Kitty rang um Fassung. „Wir können Sie ja schlecht in diesem Outfit aufnehmen.“

Faith ging davon aus, dass die emporgezogene Braue und der Ton für gewöhnlich die gewünschte Wirkung hatten, aber sie hatte in Houston mit einer der furchtbarsten Krankenhausleiterinnen zu tun gehabt. Kitty konnte sie nicht einschüchtern.

„Was ist mit meinem Outfit? Hören Sie, ich komme Ihnen ja gern entgegen, aber ich lasse mich nicht beleidigen – weder meine Kleidung noch mein Haar oder sonst was. Hätten Sie ein Model gewollt, hätten Sie wahrscheinlich eines bekommen können, aber das haben Sie nicht getan. Sie haben mich gewählt. Und nun bekommen Sie mich.“

Kittys Mundwinkel hob sich zu einem zynischen Lächeln. „Ein Zufallsgenerator hat Sie ausgewählt, nicht ich. Aber ich weiß, wie ich aus dem Material, das ich bekomme, etwas machen kann. Mein Angebot sollte keine Kränkung sein – es ist ein Teil des Wochenendes. Ein Makeover und eine Foto-Session mit Irvin. Haben Sie den Plan nicht gelesen, den ich Ihnen geschickt habe?“

„Ich habe ihn nicht angesehen“, bekannte Faith.

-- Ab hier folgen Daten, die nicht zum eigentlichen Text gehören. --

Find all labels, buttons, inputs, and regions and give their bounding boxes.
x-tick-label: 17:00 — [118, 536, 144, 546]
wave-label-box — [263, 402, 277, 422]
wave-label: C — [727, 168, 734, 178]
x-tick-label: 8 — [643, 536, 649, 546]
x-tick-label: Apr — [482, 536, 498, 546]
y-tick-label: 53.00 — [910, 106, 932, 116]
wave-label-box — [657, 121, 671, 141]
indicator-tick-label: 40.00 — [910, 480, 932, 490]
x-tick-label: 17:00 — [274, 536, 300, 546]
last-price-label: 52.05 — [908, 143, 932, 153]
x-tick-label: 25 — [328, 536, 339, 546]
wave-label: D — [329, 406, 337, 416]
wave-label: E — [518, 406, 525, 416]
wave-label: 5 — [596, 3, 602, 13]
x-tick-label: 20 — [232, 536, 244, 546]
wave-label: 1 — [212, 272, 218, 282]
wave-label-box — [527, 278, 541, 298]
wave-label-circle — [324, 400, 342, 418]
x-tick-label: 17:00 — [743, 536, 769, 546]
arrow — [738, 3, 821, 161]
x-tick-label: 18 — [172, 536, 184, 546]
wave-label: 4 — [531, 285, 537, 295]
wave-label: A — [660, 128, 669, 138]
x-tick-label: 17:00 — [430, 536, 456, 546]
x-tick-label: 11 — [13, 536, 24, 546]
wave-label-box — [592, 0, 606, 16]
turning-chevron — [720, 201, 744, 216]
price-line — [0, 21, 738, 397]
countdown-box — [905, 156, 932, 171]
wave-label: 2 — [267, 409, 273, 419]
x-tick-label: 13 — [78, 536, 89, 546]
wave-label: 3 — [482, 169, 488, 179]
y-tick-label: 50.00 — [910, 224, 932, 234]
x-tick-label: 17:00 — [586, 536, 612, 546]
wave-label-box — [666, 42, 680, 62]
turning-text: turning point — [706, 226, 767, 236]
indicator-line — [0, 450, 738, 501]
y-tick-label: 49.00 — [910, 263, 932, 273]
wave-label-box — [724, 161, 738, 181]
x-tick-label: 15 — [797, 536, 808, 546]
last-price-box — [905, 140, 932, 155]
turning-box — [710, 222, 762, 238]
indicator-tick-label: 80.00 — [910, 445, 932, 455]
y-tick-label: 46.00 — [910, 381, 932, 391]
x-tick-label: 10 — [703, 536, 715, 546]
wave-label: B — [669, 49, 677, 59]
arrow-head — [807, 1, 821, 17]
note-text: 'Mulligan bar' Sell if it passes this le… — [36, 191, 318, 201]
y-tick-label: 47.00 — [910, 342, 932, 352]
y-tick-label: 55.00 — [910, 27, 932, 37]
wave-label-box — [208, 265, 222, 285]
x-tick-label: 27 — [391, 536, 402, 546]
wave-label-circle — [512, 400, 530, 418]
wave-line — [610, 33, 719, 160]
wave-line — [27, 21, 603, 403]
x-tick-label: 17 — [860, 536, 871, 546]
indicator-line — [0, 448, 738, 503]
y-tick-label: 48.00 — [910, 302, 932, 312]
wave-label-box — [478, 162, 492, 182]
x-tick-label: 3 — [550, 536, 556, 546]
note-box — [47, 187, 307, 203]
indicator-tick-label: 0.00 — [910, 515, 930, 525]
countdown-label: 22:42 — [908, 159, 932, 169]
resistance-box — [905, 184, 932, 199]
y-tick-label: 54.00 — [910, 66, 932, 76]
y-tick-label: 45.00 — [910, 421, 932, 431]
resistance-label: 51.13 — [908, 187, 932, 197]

Auf Kittys Zügen zeichnete sich so etwas wie Erleichterung ab. „Kein Wunder, dass sie so wenig begeistert sind. Warten Sie nur, bis Sie sehen, was Sie alles erwartet! Sie werden angenehm überrascht sein.“

Kitty hakte sich bei Faith ein, als seien sie alte Freundinnen, und steuerte Richtung Ausgang. Mit einer Handbewegung bedeutete sie den anderen, ihnen zu folgen, bevor sie wieder eine begeisterte Tirade darüber anstimmte, wie glücklich Faith sich doch schätzen könne.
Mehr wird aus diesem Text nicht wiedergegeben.